Updated February 2018

  1. How would you describe the sibling relationships in this story? How do Nath, Lydia, and Hannah both understand and mystify one another?
  2. Why do you think Lydia is the favorite child of James and Marilyn? How does this pressure affect Lydia, and what kind of impact do you think it has on Nath and Hannah? Do you think life is more difficult for Lydia as the favorite, or for Nath and Hannah, who are often overlooked by their parents?
  3. How do Marilyn and her mother view the act of cooking, having a career, having a husband, and their roles as stay-at-home mothers? Do you think one is happier or more satisfied in life than the other? How might you view Marilyn's actions and attitudes differently if the story took place in the present rather than in 1977? Are women who want both children and careers happier and more satisfied today?
  4. Why has James struggled his whole life with his identity as a Chinese-American man? What obstacles has he faced in his quest for self-acceptance and how have they affected his relationship with his family? How might he have coped with them differently? Discuss a situation in which you felt like an outsider, or in which you were faced with an outsider's misperceptions, and how you coped with it.

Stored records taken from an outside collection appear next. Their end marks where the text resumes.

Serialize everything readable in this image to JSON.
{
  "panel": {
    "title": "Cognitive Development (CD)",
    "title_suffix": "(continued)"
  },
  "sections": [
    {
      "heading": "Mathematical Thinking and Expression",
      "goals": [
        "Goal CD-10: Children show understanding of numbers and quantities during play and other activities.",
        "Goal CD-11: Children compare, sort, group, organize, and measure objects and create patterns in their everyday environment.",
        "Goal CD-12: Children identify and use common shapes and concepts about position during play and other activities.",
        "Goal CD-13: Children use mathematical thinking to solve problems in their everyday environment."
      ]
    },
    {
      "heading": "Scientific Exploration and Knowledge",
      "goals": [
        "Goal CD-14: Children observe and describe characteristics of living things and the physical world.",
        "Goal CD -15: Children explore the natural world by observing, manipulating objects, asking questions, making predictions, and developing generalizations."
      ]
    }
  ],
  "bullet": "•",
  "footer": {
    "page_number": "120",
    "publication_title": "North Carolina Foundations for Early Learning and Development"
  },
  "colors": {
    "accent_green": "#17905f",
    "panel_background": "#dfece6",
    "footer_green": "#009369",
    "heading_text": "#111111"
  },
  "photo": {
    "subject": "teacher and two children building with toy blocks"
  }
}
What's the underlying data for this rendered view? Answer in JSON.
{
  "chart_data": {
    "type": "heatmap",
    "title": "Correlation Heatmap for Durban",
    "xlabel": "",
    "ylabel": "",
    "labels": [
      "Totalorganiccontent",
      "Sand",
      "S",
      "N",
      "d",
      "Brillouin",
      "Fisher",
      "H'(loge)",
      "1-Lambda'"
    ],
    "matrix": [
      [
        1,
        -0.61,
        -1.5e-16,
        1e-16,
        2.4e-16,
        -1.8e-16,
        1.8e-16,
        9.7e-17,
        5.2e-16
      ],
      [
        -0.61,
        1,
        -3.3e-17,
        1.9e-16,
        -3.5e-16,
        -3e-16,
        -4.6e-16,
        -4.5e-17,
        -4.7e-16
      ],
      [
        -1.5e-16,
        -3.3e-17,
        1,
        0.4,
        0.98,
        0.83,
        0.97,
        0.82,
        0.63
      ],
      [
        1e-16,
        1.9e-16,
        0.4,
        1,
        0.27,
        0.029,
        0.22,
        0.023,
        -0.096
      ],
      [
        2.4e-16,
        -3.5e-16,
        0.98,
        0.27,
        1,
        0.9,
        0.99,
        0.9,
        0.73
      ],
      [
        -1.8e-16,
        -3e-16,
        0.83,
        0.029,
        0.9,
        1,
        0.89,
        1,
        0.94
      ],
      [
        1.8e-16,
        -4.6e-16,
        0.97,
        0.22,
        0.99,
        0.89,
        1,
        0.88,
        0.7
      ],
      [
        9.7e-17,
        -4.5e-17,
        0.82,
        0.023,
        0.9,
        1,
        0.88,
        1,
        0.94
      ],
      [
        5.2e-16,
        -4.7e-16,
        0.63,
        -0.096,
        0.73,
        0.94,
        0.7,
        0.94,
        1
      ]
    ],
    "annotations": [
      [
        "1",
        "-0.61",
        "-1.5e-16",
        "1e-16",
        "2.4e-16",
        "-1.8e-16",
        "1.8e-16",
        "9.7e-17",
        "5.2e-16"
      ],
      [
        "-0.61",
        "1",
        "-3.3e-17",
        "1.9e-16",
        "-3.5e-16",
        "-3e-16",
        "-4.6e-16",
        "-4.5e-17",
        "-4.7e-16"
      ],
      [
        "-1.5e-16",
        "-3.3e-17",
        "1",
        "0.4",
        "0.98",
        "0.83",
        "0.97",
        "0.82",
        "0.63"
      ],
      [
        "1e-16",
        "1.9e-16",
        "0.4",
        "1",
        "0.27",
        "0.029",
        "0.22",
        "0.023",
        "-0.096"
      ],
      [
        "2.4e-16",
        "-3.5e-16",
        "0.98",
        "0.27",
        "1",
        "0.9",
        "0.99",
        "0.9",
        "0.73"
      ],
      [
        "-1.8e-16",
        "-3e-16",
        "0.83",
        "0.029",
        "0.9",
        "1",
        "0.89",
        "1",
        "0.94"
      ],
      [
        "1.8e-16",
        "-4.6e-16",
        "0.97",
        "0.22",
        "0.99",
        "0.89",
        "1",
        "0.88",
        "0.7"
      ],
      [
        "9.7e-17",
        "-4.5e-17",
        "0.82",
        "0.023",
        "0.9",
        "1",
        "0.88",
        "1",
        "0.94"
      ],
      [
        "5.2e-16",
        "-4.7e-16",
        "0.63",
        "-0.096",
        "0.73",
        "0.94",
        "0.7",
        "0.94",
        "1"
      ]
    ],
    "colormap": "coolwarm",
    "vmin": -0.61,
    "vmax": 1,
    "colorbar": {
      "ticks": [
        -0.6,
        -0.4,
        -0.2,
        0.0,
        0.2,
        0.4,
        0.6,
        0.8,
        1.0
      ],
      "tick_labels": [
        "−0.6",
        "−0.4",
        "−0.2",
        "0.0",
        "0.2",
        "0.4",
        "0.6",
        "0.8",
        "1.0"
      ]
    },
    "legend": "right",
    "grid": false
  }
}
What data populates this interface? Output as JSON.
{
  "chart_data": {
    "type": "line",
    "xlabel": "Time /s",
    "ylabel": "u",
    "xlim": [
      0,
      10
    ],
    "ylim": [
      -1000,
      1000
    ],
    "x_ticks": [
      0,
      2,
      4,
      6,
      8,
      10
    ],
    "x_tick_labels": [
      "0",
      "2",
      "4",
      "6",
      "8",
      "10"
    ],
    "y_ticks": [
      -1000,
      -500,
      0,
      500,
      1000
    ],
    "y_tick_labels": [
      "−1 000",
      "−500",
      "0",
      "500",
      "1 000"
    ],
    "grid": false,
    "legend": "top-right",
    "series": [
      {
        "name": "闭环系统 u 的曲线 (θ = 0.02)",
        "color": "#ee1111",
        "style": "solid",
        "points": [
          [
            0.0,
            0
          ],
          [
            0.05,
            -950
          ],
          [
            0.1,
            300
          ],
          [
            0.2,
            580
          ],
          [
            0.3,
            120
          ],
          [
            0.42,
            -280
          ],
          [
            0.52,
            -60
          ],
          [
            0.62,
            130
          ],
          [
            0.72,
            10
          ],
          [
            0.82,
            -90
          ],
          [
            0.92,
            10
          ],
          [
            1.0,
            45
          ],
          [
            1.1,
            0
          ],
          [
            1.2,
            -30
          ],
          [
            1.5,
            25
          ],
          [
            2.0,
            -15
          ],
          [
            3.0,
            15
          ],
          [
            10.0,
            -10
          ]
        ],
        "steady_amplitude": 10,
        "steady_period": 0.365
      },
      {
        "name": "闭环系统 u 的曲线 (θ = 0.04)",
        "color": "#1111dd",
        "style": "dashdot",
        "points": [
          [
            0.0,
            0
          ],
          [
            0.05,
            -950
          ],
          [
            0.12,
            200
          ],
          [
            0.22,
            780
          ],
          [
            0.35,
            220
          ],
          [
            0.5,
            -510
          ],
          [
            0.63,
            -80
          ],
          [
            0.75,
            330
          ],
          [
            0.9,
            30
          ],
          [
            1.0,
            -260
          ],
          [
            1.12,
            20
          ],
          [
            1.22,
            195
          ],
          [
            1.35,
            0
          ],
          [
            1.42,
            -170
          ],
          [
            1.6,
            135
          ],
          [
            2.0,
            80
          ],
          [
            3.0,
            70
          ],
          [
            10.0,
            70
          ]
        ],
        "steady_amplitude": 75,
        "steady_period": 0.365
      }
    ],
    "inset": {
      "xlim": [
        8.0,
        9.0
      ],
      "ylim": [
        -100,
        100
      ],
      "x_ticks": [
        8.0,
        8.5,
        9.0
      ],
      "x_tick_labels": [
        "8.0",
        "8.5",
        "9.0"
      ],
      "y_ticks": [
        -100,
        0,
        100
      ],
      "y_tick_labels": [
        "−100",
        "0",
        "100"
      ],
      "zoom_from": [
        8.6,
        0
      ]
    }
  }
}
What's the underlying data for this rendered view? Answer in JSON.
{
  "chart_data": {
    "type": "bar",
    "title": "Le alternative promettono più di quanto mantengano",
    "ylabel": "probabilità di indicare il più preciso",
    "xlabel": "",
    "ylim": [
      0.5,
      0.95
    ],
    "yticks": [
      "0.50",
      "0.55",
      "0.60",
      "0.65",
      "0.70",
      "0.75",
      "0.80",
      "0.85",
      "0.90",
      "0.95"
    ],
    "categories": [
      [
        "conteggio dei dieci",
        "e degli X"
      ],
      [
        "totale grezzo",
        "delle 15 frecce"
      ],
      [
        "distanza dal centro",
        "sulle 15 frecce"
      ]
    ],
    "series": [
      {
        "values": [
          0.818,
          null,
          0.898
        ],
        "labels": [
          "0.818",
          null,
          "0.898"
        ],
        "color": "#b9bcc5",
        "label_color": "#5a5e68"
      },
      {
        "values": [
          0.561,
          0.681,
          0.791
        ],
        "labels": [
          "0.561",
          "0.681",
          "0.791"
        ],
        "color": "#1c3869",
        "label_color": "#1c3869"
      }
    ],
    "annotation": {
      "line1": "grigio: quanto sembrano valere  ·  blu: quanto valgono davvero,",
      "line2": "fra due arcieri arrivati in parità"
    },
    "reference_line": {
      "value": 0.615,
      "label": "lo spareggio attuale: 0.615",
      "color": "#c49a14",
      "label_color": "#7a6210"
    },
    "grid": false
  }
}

  5. Is life easier today for biracial couples and families and career-seekers in the kinds of environments James and Marilyn inhabited at home and at work?
  6. Are the dreams and ambitions of the various characters realistic? If not, why not? If they are, why are they so often thwarted?
  7. As the title suggests, there's so much that the characters keep to themselves. What could each of them have done or shared with one another over time that might have changed the outcome of the book?
  8. What role does Jack play in the story? How might the story have unfolded differently, particularly concerning Nath and Lydia, if they had known his secret?
  9. This novel says a great deal about the influence our parents can have on us. Do you think the same issues will affect the next generation of Lees? How did your parents influence your childhood? If you are a parent, how do you think you're influencing your children?
  10. The story is told through shifts in time periods and points of view. How does this affect the way you view the events as they unfold?
  11. The footprint on the ceiling brings Nath and Lydia closer when they are young, and later, Hannah and James discover it together and laugh. What other objects bring the characters closer together or drive them further apart?
  12. What would have happened if Lydia had reached the dock? Do you think she would have been able to change her parents' views and expectations of her?

Source material for Everything I Never Told You discussion questions provided courtesy of Penguin Random House.